Atakua's Diary

Import plan of Swedish settlements names from Lantmäteriet’s GSD-Terrängkartan

The text below is the first revision of the new Openstreetmap data import plan. The latest state of the document can be found on the OSM wiki page. It is likely to receive several updates over the time as the project goes, but the technical aspects of the process are likely to remain.

Import of Swedish settlements names from Lantmäteriet’s GSD-Terrängkartan

Goals

To improve OSM completeness for toponymical dataset on territory Sweden using an official map supplied by Swedish mapping, cadastral and land registration authority.

This import considers OSM data representable as nodes tagged with usual key/value pairs: “place=city”, “place=town”, “place=village”, “place=hamlet”, “place=isolated_dwelling”, and “place=locality”. However, it is not planned (but not fully excluded either) to add/modify any nodes with “city” and “town” values. They are expected to be already fully mapped.

Physical geographical features associated with these tags are further collectively called as “settlements”. Names used by settlements are called “toponyms”.

Schedule

January 2020 — start of the project.
(TODO date): discuss at talk-se mailing list, address discovered issues
(TODO date): discuss at imports mailing list, address discovered issues
(TODO date): upload the first batch of data

Import Data

Import data comes in a form of vector SHP data files produced by ESRI ArcGIS software.

Documentation for the imported data is provided inside the downloaded archives in PDF form (in Swedish).

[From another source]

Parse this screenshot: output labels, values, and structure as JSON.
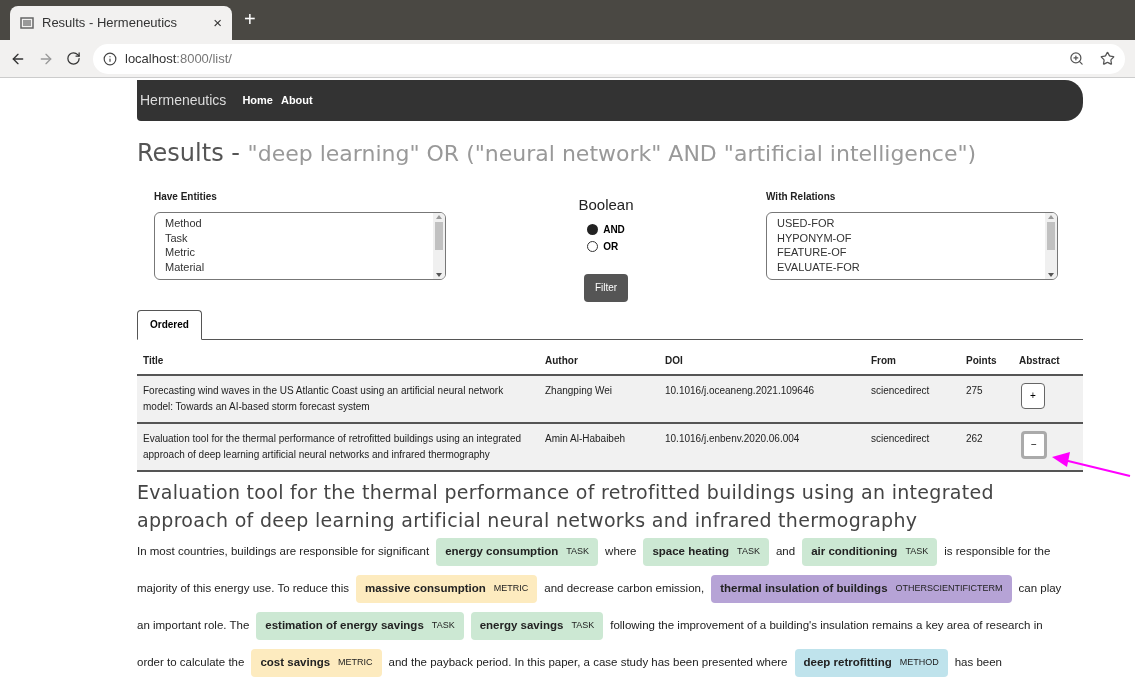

A copy of the PDF file is available here: https://drive.google.com/open?id=1hFigNt6DKdiPpLIkAsKn7pr47gVlK_Hz

Specifically, data from gistext/TX layers corresponding to toponyms is extracted.

Background

Data source site: https://www.lantmateriet.se/sv/Kartor-och-geografisk-information/geodataprodukter/produktlista/terrangkartan/

The actual SHP files are downloaded from ftp://download-opendata.lantmateriet.se/ after a free account is registered. A copy of them is placed here: https://drive.google.com/open?id=1PCCs6AJpk48P6hMhcIM0Ax8YO3mR2-OP

Data license: CC0.
Type of license (if applicable): Public Domain with Attribution
OSM attribution: https://wiki.openstreetmap.org/wiki/Contributors#Lantm.C3.A4teri
ODbL Compliance verified: yes

Import Type

This is a one time import for the data available by the Q1‘2020. The data is first processed with scripts, then loaded into JOSM, visually controlled to be consistent and non-conflicting, validated with existing tools. It is then uploaded through the JOSM upload interface.

Data Preparation

Later in the text we will be using words “old” to denote data already present in the OSM database, “new” to denote data extracted from the source, and “ready” to denote the result of automatic conflation “old” and “new”.

Data Reduction & Simplification

From the source vector, points corresponding to toponyms’ labels are extracted. The rest of the data is dropped from the source.

At the conflation stage, only points to be found not represented in the current OSM database are preserved.

Tagging Plans

Points in the source files are associated with a number of fields.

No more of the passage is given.